Quando estive com Femi no estúdio de gravação, ele me disse que acha que aqueles que falam sobre uma nova África e uma economia em crescimento “venderam a alma”. “A saúde é péssima, as estradas ainda são horríveis, o nível de pobreza é muito ruim, e só porque meia dúzia está se beneficiando com dinheiro roubado, dizem que a economia está melhorando? Sim, alguns estão bem, mas, de um modo geral, a Nigéria está muito doente.”


Seun e Femi seguem os passos do pai. A música deles é política, fascinante e envolvente. Mas, como as de Fela, as canções suingadas e repetitivas podem se estender por mais de dez minutos, o que significa que eles não são autores de hits – e quando jovens nigerianos sonham em se tornar popstars, não se imaginam como Fela, eles querem ser como o fenômeno Wizkid.


Uma das maiores estrelas pop da Nigéria, Wizkid cresceu perambulando pelas esquinas de Ojuelegba – um movimentado terminal de transporte de Lagos. Ali há um mercado informal que funciona o tempo todo, um lugar de crime e prostituição. Era onde ele passava o tempo livre, rimando e dançando por horas a fio, olhando as meninas e tentando vencer as dificuldades. À noite, vagava por estúdios baratos, e acabou conseguindo gravar algumas faixas. O estrelato foi quase imediato.


CHOQUE DE REALIDADE


Ao longo dos dez dias que passei em Lagos, fui a todas as baladas que encontrei. Numa noite, caminhando por uma viela de Campos, bairro brasileiro em Lagos Island, encontrei uma festa de rua. Havia um palco improvisado, ladeado de caixas de som enormes e coberto por um resto de carpete, de frente para uma mesa de som armada contra a parede de um bar.


No fim do século 19, escravos libertos vindos do Brasil e de Cuba se instalaram nessa parte da cidade, um capítulo da longa história de repatriados de Lagos. Naquela noite, três gerações de seus descendentes se sentaram às mesas de plástico, beberam bitters Orijin, bebida alcoólica com ervas, e garrafas de cerveja Star e ficaram observando os jovens dançarem e executarem suas músicas. No final, Dreamchaser, um rapper magro de 26 anos, soltou sua voz rouca e contagiante.
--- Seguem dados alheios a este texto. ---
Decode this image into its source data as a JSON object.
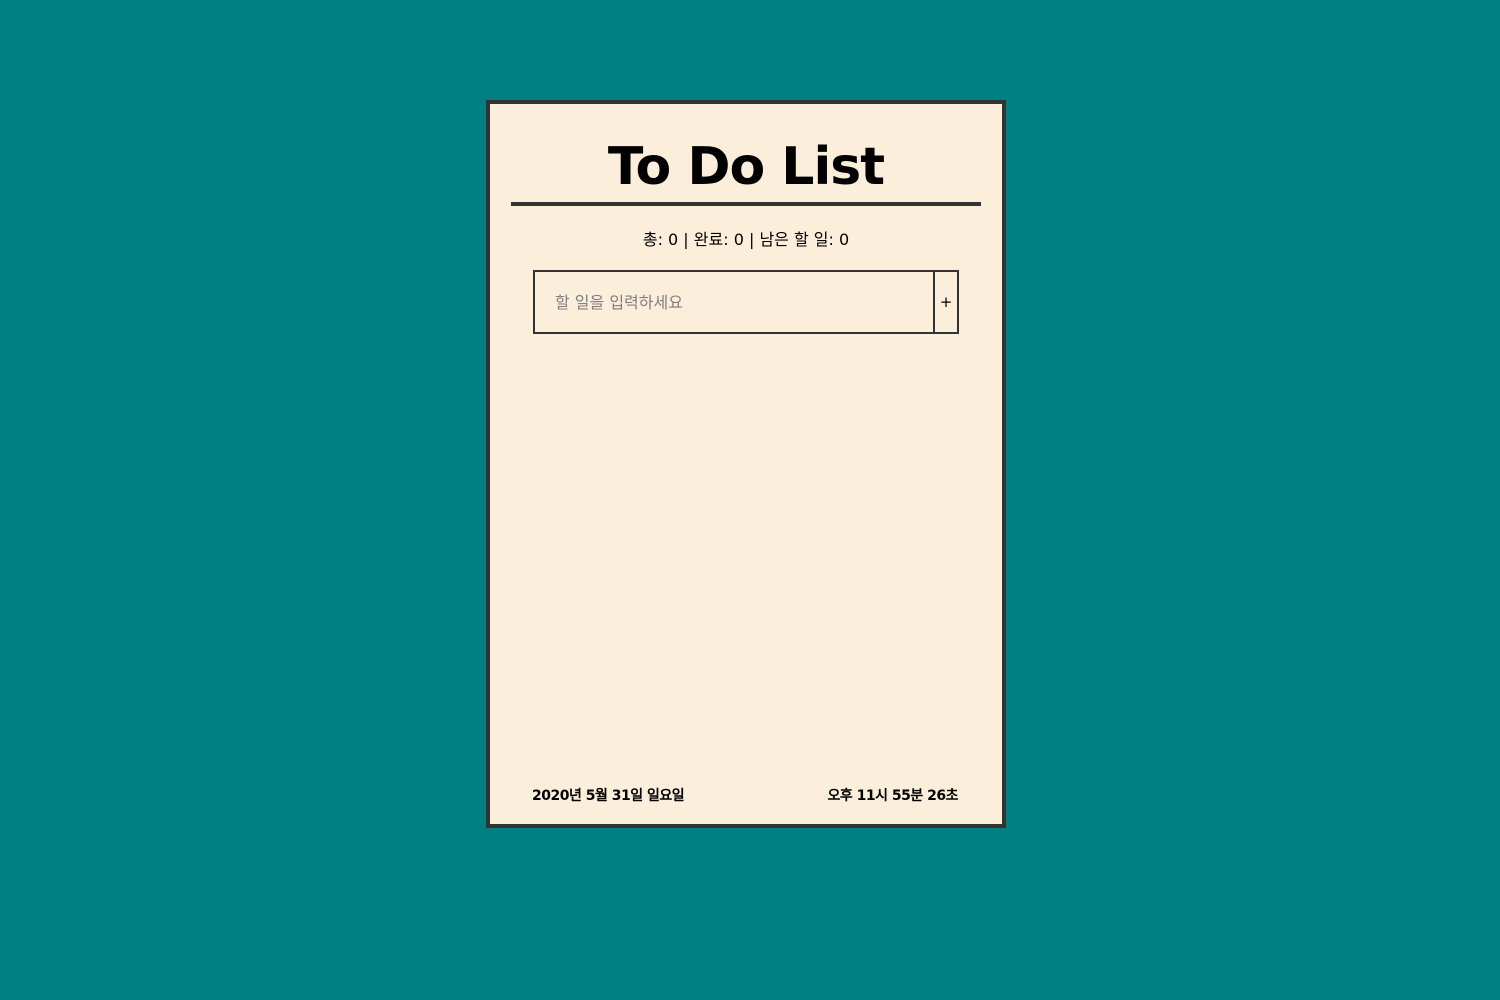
{
  "colors": {
    "background": "#008080",
    "card_background": "#fbeedb",
    "border": "#333333",
    "text": "#000000",
    "placeholder": "#808080"
  },
  "header": {
    "title": "To Do List"
  },
  "stats": {
    "text": "총: 0 | 완료: 0 | 남은 할 일: 0"
  },
  "form": {
    "placeholder": "할 일을 입력하세요",
    "value": "",
    "add_label": "+"
  },
  "todos": [],
  "footer": {
    "date": "2020년 5월 31일 일요일",
    "time": "오후 11시 55분 26초"
  }
}
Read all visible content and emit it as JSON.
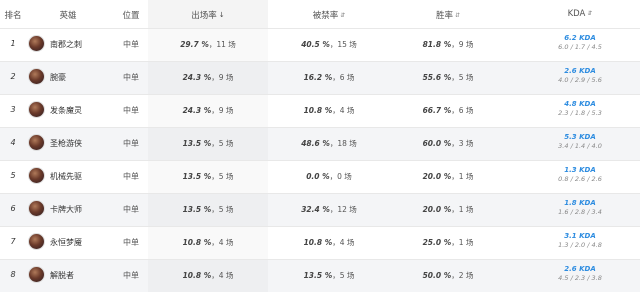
{
  "header": {
    "rank": "排名",
    "hero": "英雄",
    "position": "位置",
    "pick_rate": "出场率",
    "ban_rate": "被禁率",
    "win_rate": "胜率",
    "kda": "KDA"
  },
  "rows": [
    {
      "rank": "1",
      "hero": "南郡之刺",
      "position": "中单",
      "pick_pct": "29.7 %",
      "pick_cnt": "11 场",
      "ban_pct": "40.5 %",
      "ban_cnt": "15 场",
      "win_pct": "81.8 %",
      "win_cnt": "9 场",
      "kda": "6.2 KDA",
      "kda_detail": "6.0 / 1.7 / 4.5"
    },
    {
      "rank": "2",
      "hero": "腕豪",
      "position": "中单",
      "pick_pct": "24.3 %",
      "pick_cnt": "9 场",
      "ban_pct": "16.2 %",
      "ban_cnt": "6 场",
      "win_pct": "55.6 %",
      "win_cnt": "5 场",
      "kda": "2.6 KDA",
      "kda_detail": "4.0 / 2.9 / 5.6"
    },
    {
      "rank": "3",
      "hero": "发条魔灵",
      "position": "中单",
      "pick_pct": "24.3 %",
      "pick_cnt": "9 场",
      "ban_pct": "10.8 %",
      "ban_cnt": "4 场",
      "win_pct": "66.7 %",
      "win_cnt": "6 场",
      "kda": "4.8 KDA",
      "kda_detail": "2.3 / 1.8 / 5.3"
    },
    {
      "rank": "4",
      "hero": "圣枪游侠",
      "position": "中单",
      "pick_pct": "13.5 %",
      "pick_cnt": "5 场",
      "ban_pct": "48.6 %",
      "ban_cnt": "18 场",
      "win_pct": "60.0 %",
      "win_cnt": "3 场",
      "kda": "5.3 KDA",
      "kda_detail": "3.4 / 1.4 / 4.0"
    },
    {
      "rank": "5",
      "hero": "机械先驱",
      "position": "中单",
      "pick_pct": "13.5 %",
      "pick_cnt": "5 场",
      "ban_pct": "0.0 %",
      "ban_cnt": "0 场",
      "win_pct": "20.0 %",
      "win_cnt": "1 场",
      "kda": "1.3 KDA",
      "kda_detail": "0.8 / 2.6 / 2.6"
    },
    {
      "rank": "6",
      "hero": "卡牌大师",
      "position": "中单",
      "pick_pct": "13.5 %",
      "pick_cnt": "5 场",
      "ban_pct": "32.4 %",
      "ban_cnt": "12 场",
      "win_pct": "20.0 %",
      "win_cnt": "1 场",
      "kda": "1.8 KDA",
      "kda_detail": "1.6 / 2.8 / 3.4"
    },
    {
      "rank": "7",
      "hero": "永恒梦魇",
      "position": "中单",
      "pick_pct": "10.8 %",
      "pick_cnt": "4 场",
      "ban_pct": "10.8 %",
      "ban_cnt": "4 场",
      "win_pct": "25.0 %",
      "win_cnt": "1 场",
      "kda": "3.1 KDA",
      "kda_detail": "1.3 / 2.0 / 4.8"
    },
    {
      "rank": "8",
      "hero": "解脱者",
      "position": "中单",
      "pick_pct": "10.8 %",
      "pick_cnt": "4 场",
      "ban_pct": "13.5 %",
      "ban_cnt": "5 场",
      "win_pct": "50.0 %",
      "win_cnt": "2 场",
      "kda": "2.6 KDA",
      "kda_detail": "4.5 / 2.3 / 3.8"
    }
  ]
}
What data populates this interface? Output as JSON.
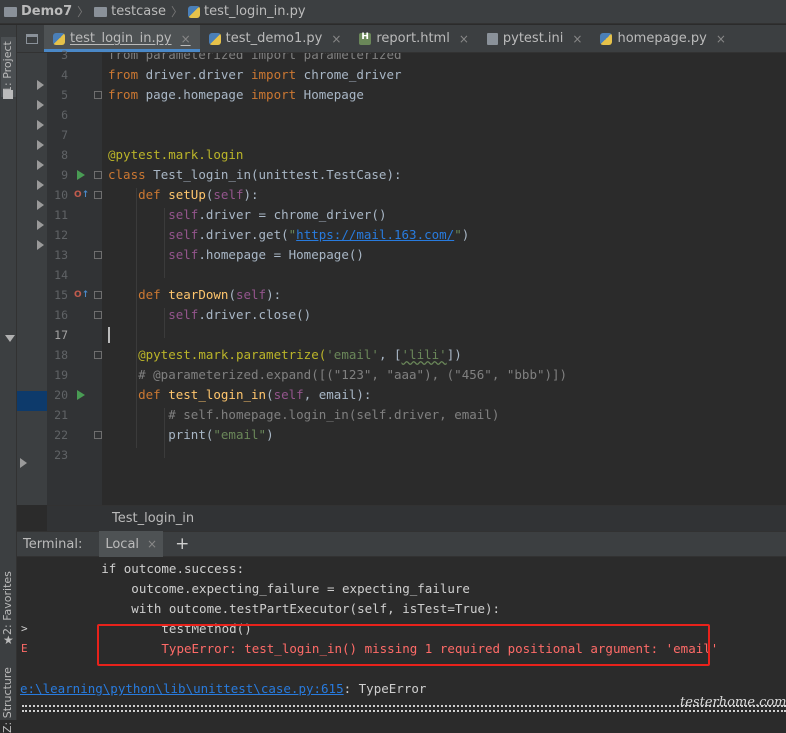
{
  "breadcrumb": {
    "project": "Demo7",
    "folder": "testcase",
    "file": "test_login_in.py"
  },
  "tool_windows": {
    "project": "1: Project",
    "favorites": "2: Favorites",
    "structure": "Z: Structure"
  },
  "tabs": [
    {
      "label": "test_login_in.py",
      "icon": "python-file-icon",
      "active": true
    },
    {
      "label": "test_demo1.py",
      "icon": "python-file-icon",
      "active": false
    },
    {
      "label": "report.html",
      "icon": "html-file-icon",
      "active": false
    },
    {
      "label": "pytest.ini",
      "icon": "ini-file-icon",
      "active": false
    },
    {
      "label": "homepage.py",
      "icon": "python-file-icon",
      "active": false
    }
  ],
  "tab_close_glyph": "×",
  "code": {
    "line_numbers": [
      "3",
      "4",
      "5",
      "6",
      "7",
      "8",
      "9",
      "10",
      "11",
      "12",
      "13",
      "14",
      "15",
      "16",
      "17",
      "18",
      "19",
      "20",
      "21",
      "22",
      "23"
    ],
    "l3": "from parameterized import parameterized",
    "l4": [
      "from",
      " driver.driver ",
      "import",
      " chrome_driver"
    ],
    "l5": [
      "from",
      " page.homepage ",
      "import",
      " Homepage"
    ],
    "l8": "@pytest.mark.login",
    "l9": [
      "class",
      " Test_login_in(unittest.TestCase):"
    ],
    "l10": [
      "def",
      "setUp",
      "(",
      "self",
      "):"
    ],
    "l11": [
      "self",
      ".driver = chrome_driver()"
    ],
    "l12": [
      "self",
      ".driver.get(",
      "\"",
      "https://mail.163.com/",
      "\"",
      ")"
    ],
    "l13": [
      "self",
      ".homepage = Homepage()"
    ],
    "l15": [
      "def",
      "tearDown",
      "(",
      "self",
      "):"
    ],
    "l16": [
      "self",
      ".driver.close()"
    ],
    "l18": [
      "@pytest.mark.parametrize(",
      "'email'",
      ", [",
      "'lili'",
      "])"
    ],
    "l19": "# @parameterized.expand([(\"123\", \"aaa\"), (\"456\", \"bbb\")])",
    "l20": [
      "def",
      "test_login_in",
      "(",
      "self",
      ", email):"
    ],
    "l21": "# self.homepage.login_in(self.driver, email)",
    "l22": [
      "print(",
      "\"email\"",
      ")"
    ]
  },
  "editor_breadcrumb": "Test_login_in",
  "terminal": {
    "title": "Terminal:",
    "tab": "Local",
    "plus": "+",
    "lines": [
      "        if outcome.success:",
      "            outcome.expecting_failure = expecting_failure",
      "            with outcome.testPartExecutor(self, isTest=True):",
      "                testMethod()",
      "                TypeError: test_login_in() missing 1 required positional argument: 'email'"
    ],
    "gutter_marks": [
      ">",
      "E"
    ],
    "link": "e:\\learning\\python\\lib\\unittest\\case.py:615",
    "link_suffix": ": TypeError"
  },
  "watermark": "testerhome.com",
  "colors": {
    "keyword": "#cc7832",
    "decorator": "#bbb529",
    "self": "#94558d",
    "function": "#ffc66d",
    "string": "#6a8759",
    "comment": "#808080",
    "error": "#ff6b68",
    "highlight_box": "#e8221b"
  }
}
A poesia em iorubá e o inglês carregado foram marcados por um ritmo de afrobeat enquanto jovens de 20 e poucos anos dançavam break e requebravam sob os feixes dos holofotes.


À noite, pessoas a caminho de festas lotam até as ruas de bairros degradados, pobres e violentos como Obalende, na ilha. A música e a vida noturna são partes muito importantes da cultura da capital da Nigéria


“Falo sobre uma menina que quero amar, mas não posso porque não tenho dinheiro suficiente”, disse Dreamchaser depois. Um barman em Lagos Island tem sorte se ganhar mil reais por mês. Apesar de talentoso, ele tenta há mais de oito anos e ainda não fez um centavo com a música. Economiza trocados durante meses para poder gastar os 900 reais necessários para gravar uma faixa, mas se mantém confiante. “Ainda acredito que posso ganhar muito dinheiro com o que estou fazendo.”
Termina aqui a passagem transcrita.